Manca sempre meno al workshop de Il Nuovo Calcio “L’utilizzo dei GPS. Imparare a gestire i dati e monitorare il carico in allenamento e partita”. L’edizione “milanese” andrà in scena sabato 5 aprile presso l’UNAHOTELS Expo Fiera con due relatori d’eccezione, esperti di K-Sport e preparatori di serie A e B. Rispondono ai nomi di Davide Losi, Preparatore atletico professionista, responsabile della performance con Mister Sarri, e Marco Giovannelli, Preparatore atletico professionista, attualmente alla Vis Pesaro (Serie C).

Proprio Giovannelli ci ha spiegato che cos’è il GPS, i vantaggi nell’utilizzo ma anche l’importanza di poter disporre di uno strumento simile anche nel calcio dilettanti, dove se è vero che cambiano budget e dinamiche, è vero anche che esistono soluzioni alla portata di tutti.

Che cos’è il GPS?
È un sistema di posizionamento globale utile per prendere le misure sulla distanza percorsa, calcolando parametri come le soglie di velocità, la potenza e l’accelerazione. È un misuratore di carico esterno della prestazione”.

Quali sono i vantaggi nell’utilizzo del GPS?
Permette di misurare sia il lavoro sviluppato con la palla, sia il lavoro fatto senza palla e lo fa con una precisione ed un’affidabilità altissima frutto, anche, dello sviluppo della tecnologia moderna”.

Come si utilizza?
Il GPS viene attivato o tramite una semplice casacca, che misura solo la carica, o tramite maglie sensorizzate che permettono tramite il collegamento diretto al GPS di misurare la frequenza cardiaca e di conseguenza, tutti gli altri parametri”.
La cosa importante è non aspettarsi delle risposte dal GPS ma farci dare dalle risposte per confermare, o meno, se ciò che viene preparato è corretto per quel tipo di atleta”. 

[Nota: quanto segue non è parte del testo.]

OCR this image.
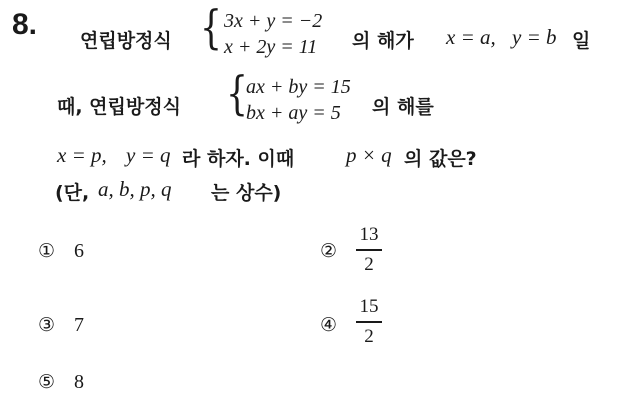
8. 연립방정식 { 3x + y = −2
x + 2y = 11 의 해가 x = a, y = b 일
때, 연립방정식 {
ax + by = 15
bx + ay = 5 의 해를
x = p, y = q 라 하자. 이때 p × q 의 값은?
(단, a, b, p, q 는 상수)
① 6	②
13
2
③ 7	④
15
2
⑤ 8
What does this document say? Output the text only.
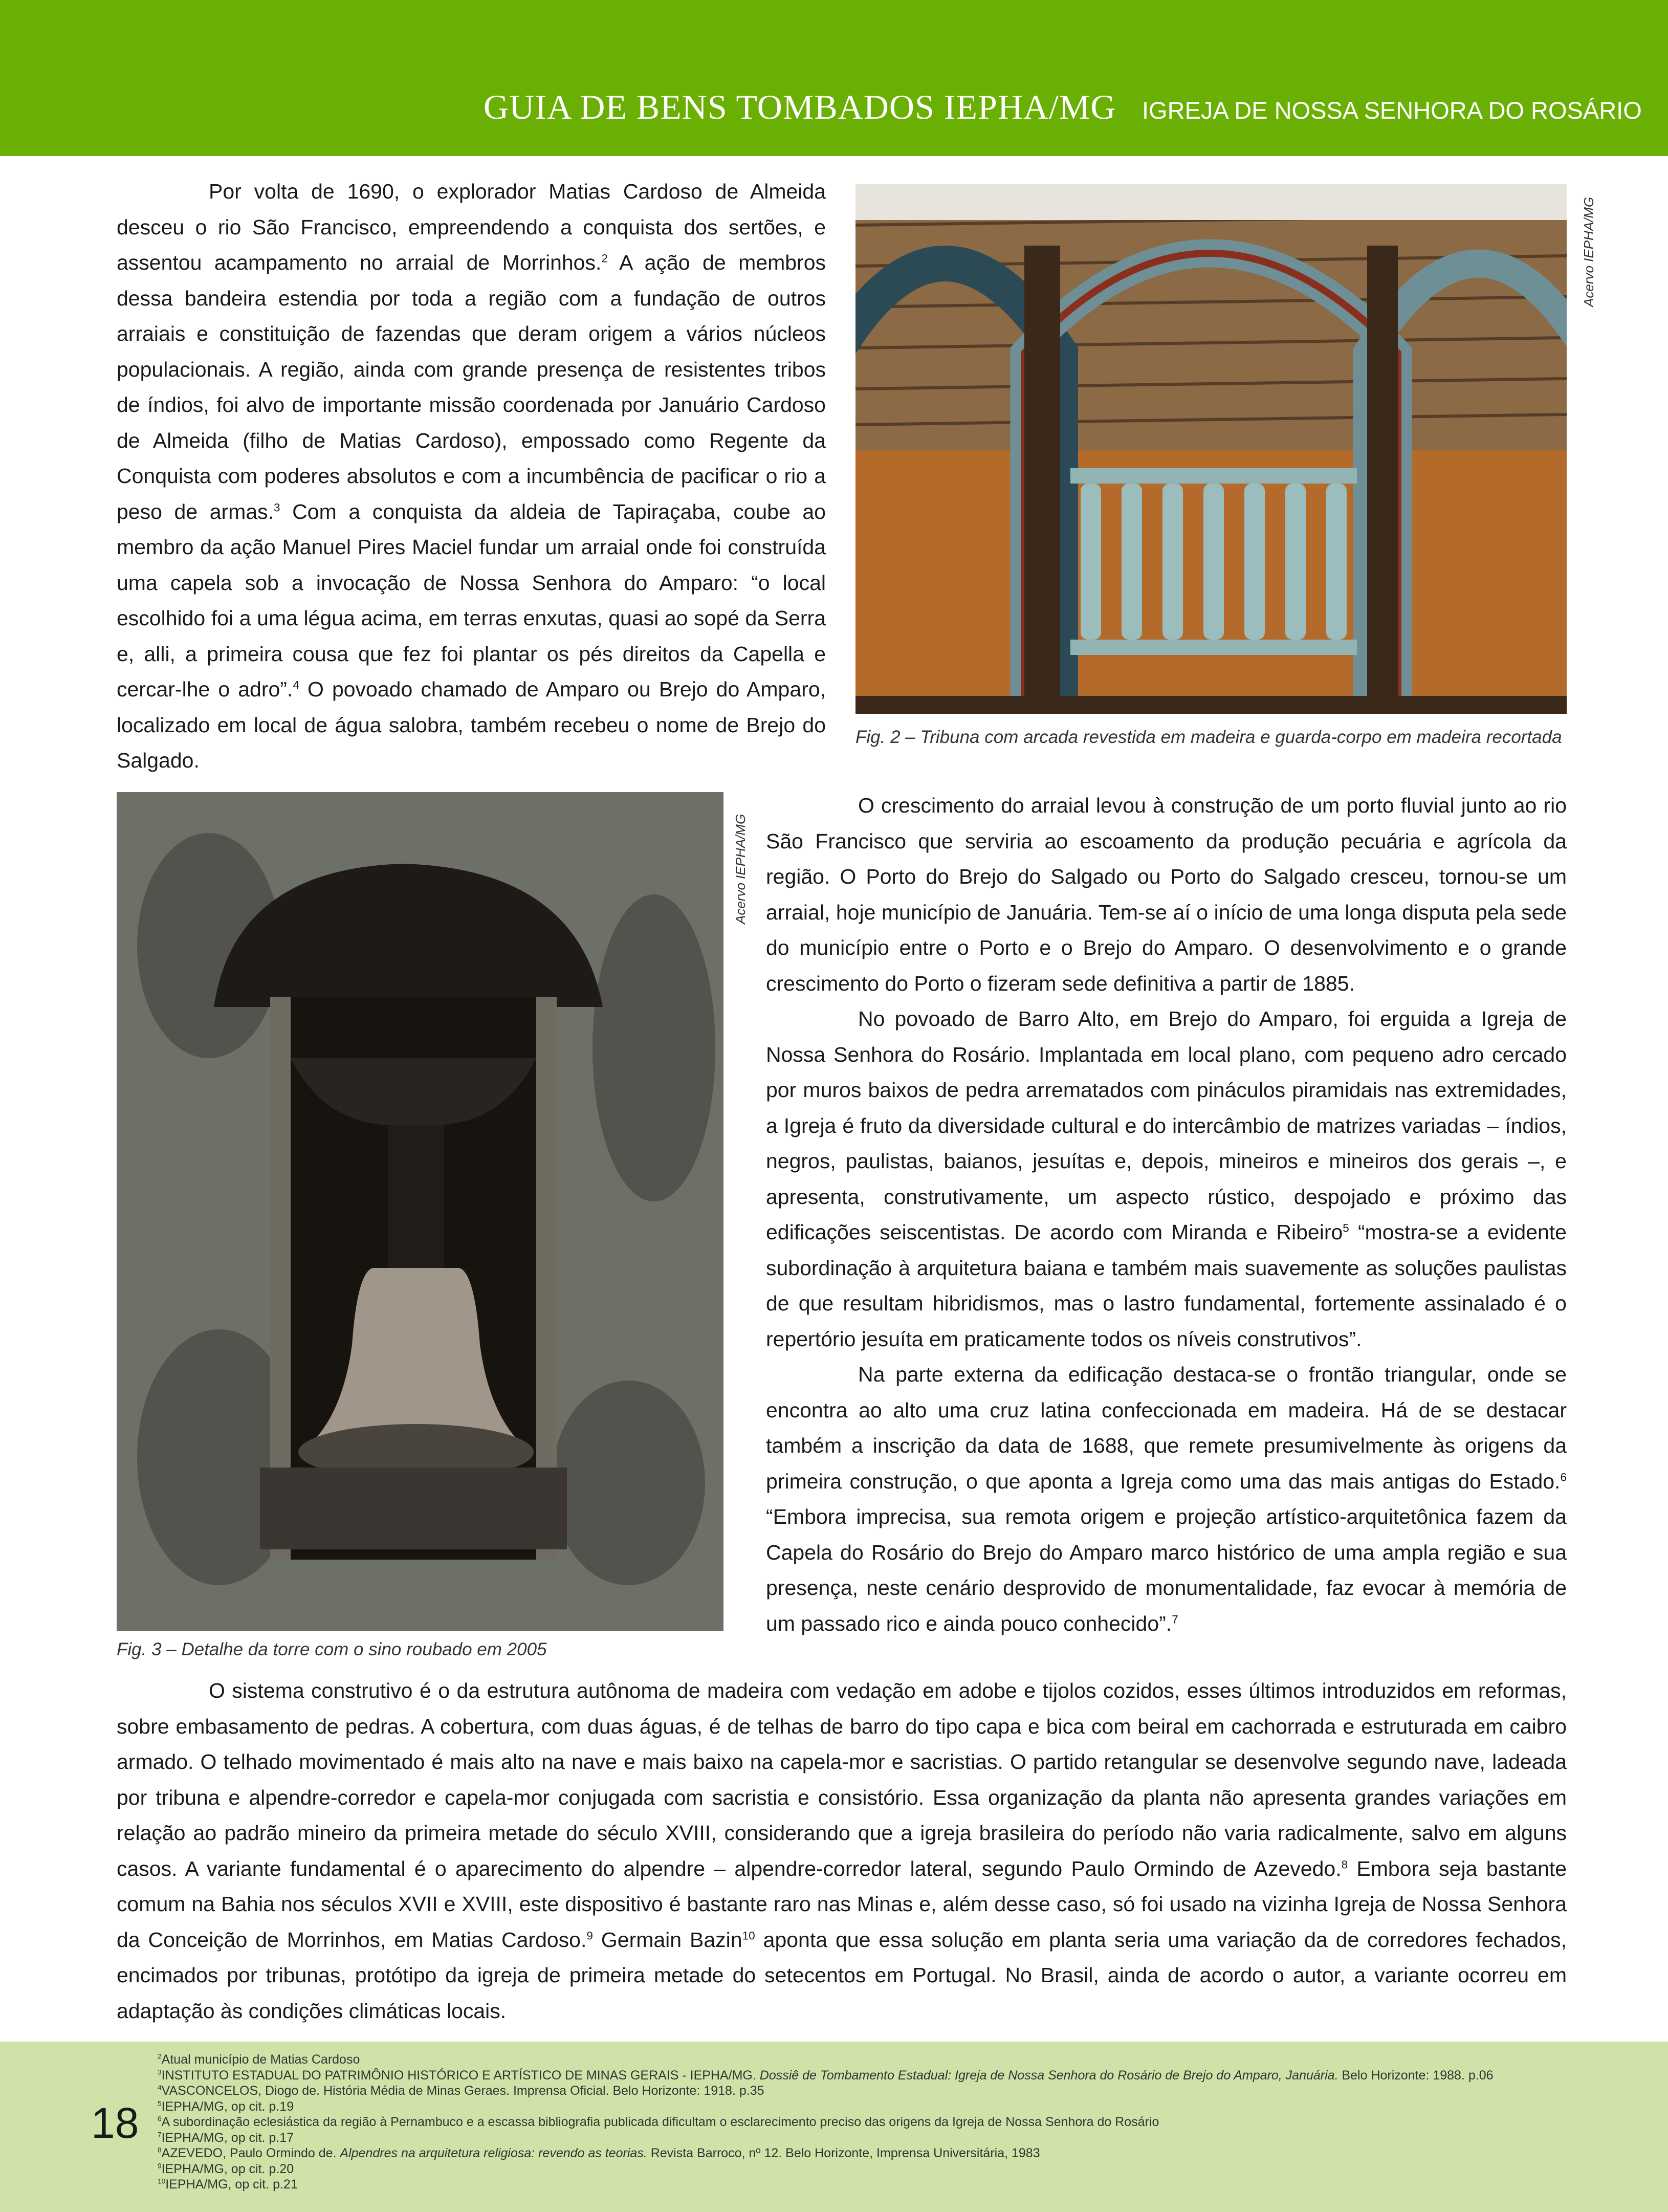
GUIA DE BENS TOMBADOS IEPHA/MG IGREJA DE NOSSA SENHORA DO ROSÁRIO

Por volta de 1690, o explorador Matias Cardoso de Almeida desceu o rio São Francisco, empreendendo a conquista dos sertões, e assentou acampamento no arraial de Morrinhos.$^2$ A ação de membros dessa bandeira estendia por toda a região com a fundação de outros arraiais e constituição de fazendas que deram origem a vários núcleos populacionais. A região, ainda com grande presença de resistentes tribos de índios, foi alvo de importante missão coordenada por Januário Cardoso de Almeida (filho de Matias Cardoso), empossado como Regente da Conquista com poderes absolutos e com a incumbência de pacificar o rio a peso de armas.$^3$ Com a conquista da aldeia de Tapiraçaba, coube ao membro da ação Manuel Pires Maciel fundar um arraial onde foi construída uma capela sob a invocação de Nossa Senhora do Amparo: “o local escolhido foi a uma légua acima, em terras enxutas, quasi ao sopé da Serra e, alli, a primeira cousa que fez foi plantar os pés direitos da Capella e cercar-lhe o adro”.$^4$ O povoado chamado de Amparo ou Brejo do Amparo, localizado em local de água salobra, também recebeu o nome de Brejo do Salgado.

Acervo IEPHA/MG
Fig. 2 – Tribuna com arcada revestida em madeira e guarda-corpo em madeira recortada
Acervo IEPHA/MG
Fig. 3 – Detalhe da torre com o sino roubado em 2005

O crescimento do arraial levou à construção de um porto fluvial junto ao rio São Francisco que serviria ao escoamento da produção pecuária e agrícola da região. O Porto do Brejo do Salgado ou Porto do Salgado cresceu, tornou-se um arraial, hoje município de Januária. Tem-se aí o início de uma longa disputa pela sede do município entre o Porto e o Brejo do Amparo. O desenvolvimento e o grande crescimento do Porto o fizeram sede definitiva a partir de 1885.

No povoado de Barro Alto, em Brejo do Amparo, foi erguida a Igreja de Nossa Senhora do Rosário. Implantada em local plano, com pequeno adro cercado por muros baixos de pedra arrematados com pináculos piramidais nas extremidades, a Igreja é fruto da diversidade cultural e do intercâmbio de matrizes variadas – índios, negros, paulistas, baianos, jesuítas e, depois, mineiros e mineiros dos gerais –, e apresenta, construtivamente, um aspecto rústico, despojado e próximo das edificações seiscentistas. De acordo com Miranda e Ribeiro$^5$ “mostra-se a evidente subordinação à arquitetura baiana e também mais suavemente as soluções paulistas de que resultam hibridismos, mas o lastro fundamental, fortemente assinalado é o repertório jesuíta em praticamente todos os níveis construtivos”.

Na parte externa da edificação destaca-se o frontão triangular, onde se encontra ao alto uma cruz latina confeccionada em madeira. Há de se destacar também a inscrição da data de 1688, que remete presumivelmente às origens da primeira construção, o que aponta a Igreja como uma das mais antigas do Estado.$^6$ “Embora imprecisa, sua remota origem e projeção artístico-arquitetônica fazem da Capela do Rosário do Brejo do Amparo marco histórico de uma ampla região e sua presença, neste cenário desprovido de monumentalidade, faz evocar à memória de um passado rico e ainda pouco conhecido”.$^7$

O sistema construtivo é o da estrutura autônoma de madeira com vedação em adobe e tijolos cozidos, esses últimos introduzidos em reformas, sobre embasamento de pedras. A cobertura, com duas águas, é de telhas de barro do tipo capa e bica com beiral em cachorrada e estruturada em caibro armado. O telhado movimentado é mais alto na nave e mais baixo na capela-mor e sacristias. O partido retangular se desenvolve segundo nave, ladeada por tribuna e alpendre-corredor e capela-mor conjugada com sacristia e consistório. Essa organização da planta não apresenta grandes variações em relação ao padrão mineiro da primeira metade do século XVIII, considerando que a igreja brasileira do período não varia radicalmente, salvo em alguns casos. A variante fundamental é o aparecimento do alpendre – alpendre-corredor lateral, segundo Paulo Ormindo de Azevedo.$^8$ Embora seja bastante comum na Bahia nos séculos XVII e XVIII, este dispositivo é bastante raro nas Minas e, além desse caso, só foi usado na vizinha Igreja de Nossa Senhora da Conceição de Morrinhos, em Matias Cardoso.$^9$ Germain Bazin$^{10}$ aponta que essa solução em planta seria uma variação da de corredores fechados, encimados por tribunas, protótipo da igreja de primeira metade do setecentos em Portugal. No Brasil, ainda de acordo o autor, a variante ocorreu em adaptação às condições climáticas locais.

18
$^2$Atual município de Matias Cardoso
$^3$INSTITUTO ESTADUAL DO PATRIMÔNIO HISTÓRICO E ARTÍSTICO DE MINAS GERAIS - IEPHA/MG. Dossiê de Tombamento Estadual: Igreja de Nossa Senhora do Rosário de Brejo do Amparo, Januária. Belo Horizonte: 1988. p.06
$^4$VASCONCELOS, Diogo de. História Média de Minas Geraes. Imprensa Oficial. Belo Horizonte: 1918. p.35
$^5$IEPHA/MG, op cit. p.19
$^6$A subordinação eclesiástica da região à Pernambuco e a escassa bibliografia publicada dificultam o esclarecimento preciso das origens da Igreja de Nossa Senhora do Rosário
$^7$IEPHA/MG, op cit. p.17
$^8$AZEVEDO, Paulo Ormindo de. Alpendres na arquitetura religiosa: revendo as teorias. Revista Barroco, nº 12. Belo Horizonte, Imprensa Universitária, 1983
$^9$IEPHA/MG, op cit. p.20
$^{10}$IEPHA/MG, op cit. p.21
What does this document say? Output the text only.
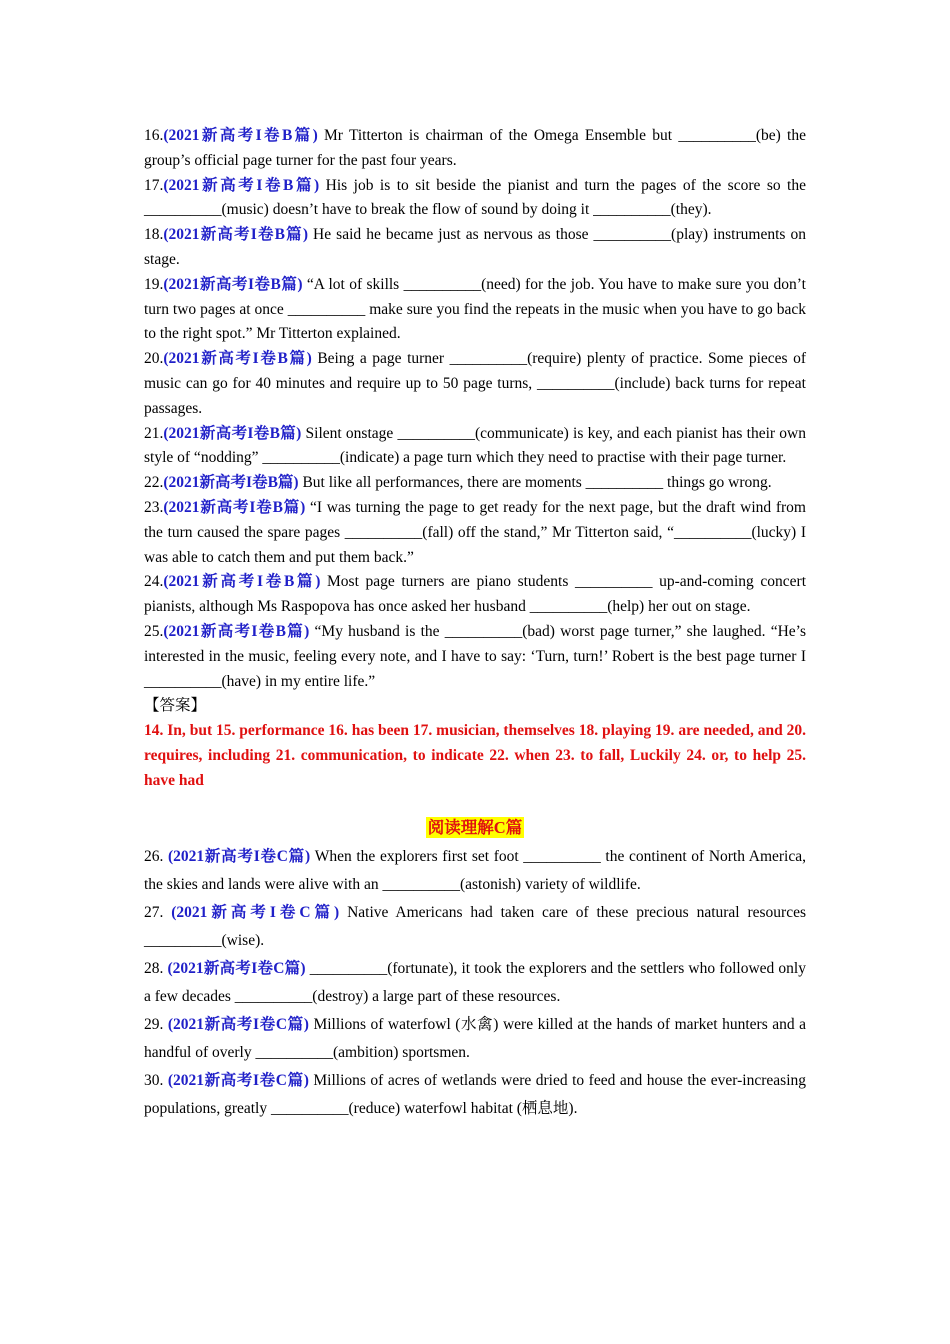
16.(2021新高考I卷B篇) Mr Titterton is chairman of the Omega Ensemble but __________(be) the group’s official page turner for the past four years.

17.(2021新高考I卷B篇) His job is to sit beside the pianist and turn the pages of the score so the __________(music) doesn’t have to break the flow of sound by doing it __________(they).

18.(2021新高考I卷B篇) He said he became just as nervous as those __________(play) instruments on stage.

19.(2021新高考I卷B篇) “A lot of skills __________(need) for the job. You have to make sure you don’t turn two pages at once __________ make sure you find the repeats in the music when you have to go back to the right spot.” Mr Titterton explained.

20.(2021新高考I卷B篇) Being a page turner __________(require) plenty of practice. Some pieces of music can go for 40 minutes and require up to 50 page turns, __________(include) back turns for repeat passages.

21.(2021新高考I卷B篇) Silent onstage __________(communicate) is key, and each pianist has their own style of “nodding” __________(indicate) a page turn which they need to practise with their page turner.

22.(2021新高考I卷B篇) But like all performances, there are moments __________ things go wrong.

23.(2021新高考I卷B篇) “I was turning the page to get ready for the next page, but the draft wind from the turn caused the spare pages __________(fall) off the stand,” Mr Titterton said, “__________(lucky) I was able to catch them and put them back.”

24.(2021新高考I卷B篇) Most page turners are piano students __________ up-and-coming concert pianists, although Ms Raspopova has once asked her husband __________(help) her out on stage.

25.(2021新高考I卷B篇) “My husband is the __________(bad) worst page turner,” she laughed. “He’s interested in the music, feeling every note, and I have to say: ‘Turn, turn!’ Robert is the best page turner I __________(have) in my entire life.”

【答案】

14. In, but 15. performance 16. has been 17. musician, themselves 18. playing 19. are needed, and 20. requires, including 21. communication, to indicate 22. when 23. to fall, Luckily 24. or, to help 25. have had

阅读理解C篇

26. (2021新高考I卷C篇) When the explorers first set foot __________ the continent of North America, the skies and lands were alive with an __________(astonish) variety of wildlife.

27. (2021新高考I卷C篇) Native Americans had taken care of these precious natural resources __________(wise).

28. (2021新高考I卷C篇) __________(fortunate), it took the explorers and the settlers who followed only a few decades __________(destroy) a large part of these resources.

29. (2021新高考I卷C篇) Millions of waterfowl (水禽) were killed at the hands of market hunters and a handful of overly __________(ambition) sportsmen.

30. (2021新高考I卷C篇) Millions of acres of wetlands were dried to feed and house the ever-increasing populations, greatly __________(reduce) waterfowl habitat (栖息地).
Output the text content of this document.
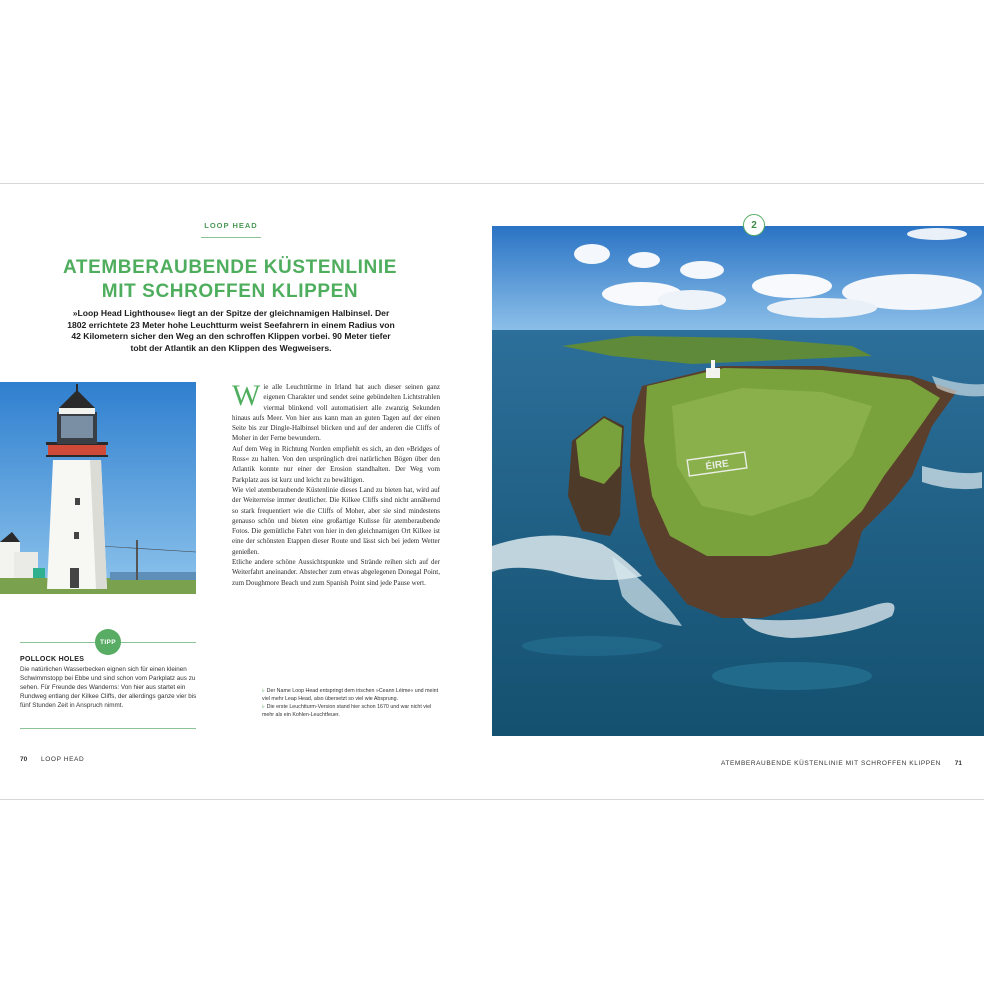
LOOP HEAD
ATEMBERAUBENDE KÜSTENLINIE
MIT SCHROFFEN KLIPPEN
»Loop Head Lighthouse« liegt an der Spitze der gleichnamigen Halbinsel. Der 1802 errichtete 23 Meter hohe Leuchtturm weist Seefahrern in einem Radius von 42 Kilometern sicher den Weg an den schroffen Klippen vorbei. 90 Meter tiefer tobt der Atlantik an den Klippen des Wegweisers.
TIPP
POLLOCK HOLES
Die natürlichen Wasserbecken eignen sich für einen kleinen Schwimmstopp bei Ebbe und sind schon vom Parkplatz aus zu sehen. Für Freunde des Wanderns: Von hier aus startet ein Rundweg entlang der Kilkee Cliffs, der allerdings ganze vier bis fünf Stunden Zeit in Anspruch nimmt.
Wie alle Leuchttürme in Irland hat auch dieser seinen ganz eigenen Charakter und sendet seine gebündelten Lichtstrahlen viermal blinkend voll automatisiert alle zwanzig Sekunden hinaus aufs Meer. Von hier aus kann man an guten Tagen auf der einen Seite bis zur Dingle-Halbinsel blicken und auf der anderen die Cliffs of Moher in der Ferne bewundern.
Auf dem Weg in Richtung Norden empfiehlt es sich, an den »Bridges of Ross« zu halten. Von den ursprünglich drei natürlichen Bögen über den Atlantik konnte nur einer der Erosion standhalten. Der Weg vom Parkplatz aus ist kurz und leicht zu bewältigen.
Wie viel atemberaubende Küstenlinie dieses Land zu bieten hat, wird auf der Weiterreise immer deutlicher. Die Kilkee Cliffs sind nicht annähernd so stark frequentiert wie die Cliffs of Moher, aber sie sind mindestens genauso schön und bieten eine großartige Kulisse für atemberaubende Fotos. Die gemütliche Fahrt von hier in den gleichnamigen Ort Kilkee ist eine der schönsten Etappen dieser Route und lässt sich bei jedem Wetter genießen.
Etliche andere schöne Aussichtspunkte und Strände reihen sich auf der Weiterfahrt aneinander. Abstecher zum etwas abgelegenen Donegal Point, zum Doughmore Beach und zum Spanish Point sind jede Pause wert.
▹ Der Name Loop Head entspringt dem irischen »Ceann Léime« und meint viel mehr Leap Head, also übersetzt so viel wie Absprung.
▹ Die erste Leuchtturm-Version stand hier schon 1670 und war nicht viel mehr als ein Kohlen-Leuchtfeuer.
70 LOOP HEAD
ÉIRE
2
ATEMBERAUBENDE KÜSTENLINIE MIT SCHROFFEN KLIPPEN 71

Il GPS è utile anche nel calcio dilettanti?
Assolutamente sì. Squadre che, ad esempio, si allenano tre volte a settimana più partita, possono raccogliere un enorme numero di dati ed informazioni e migliorare notevolmente il lavoro sul campo anche grazie al software che permette una personalizzazione molto dettagliata. La cosa importante è sapere che non si parte dal GPS per programmare il proprio lavoro ma al contrario si organizzazioni delle sessioni e si va poi a tarare il dispositivo sulle proprie necessità”.

È facilmente utilizzabile ed anche acquistabile proprio da queste società dilettantistiche?
Per prima cosa bisogna parlare con la società e capire la loro disponibilità, è importante sapere che esistono diversi pacchetti, quindi uno base ad un costo più accessibile, ed altri più dettagliati, ma già la versione standard che K-sport offre è molto valida. Quanto all’utilizzo è intuito e semplice, il software si collega ad un hub e da qui parte il download, poi c’è una procedura da seguire passo passo anche grazie alla guida inserita nella confezione d’acquisto, è davvero un sistema semplificato per poter essere utilizzato al meglio da tutti gli addetti ai lavori”.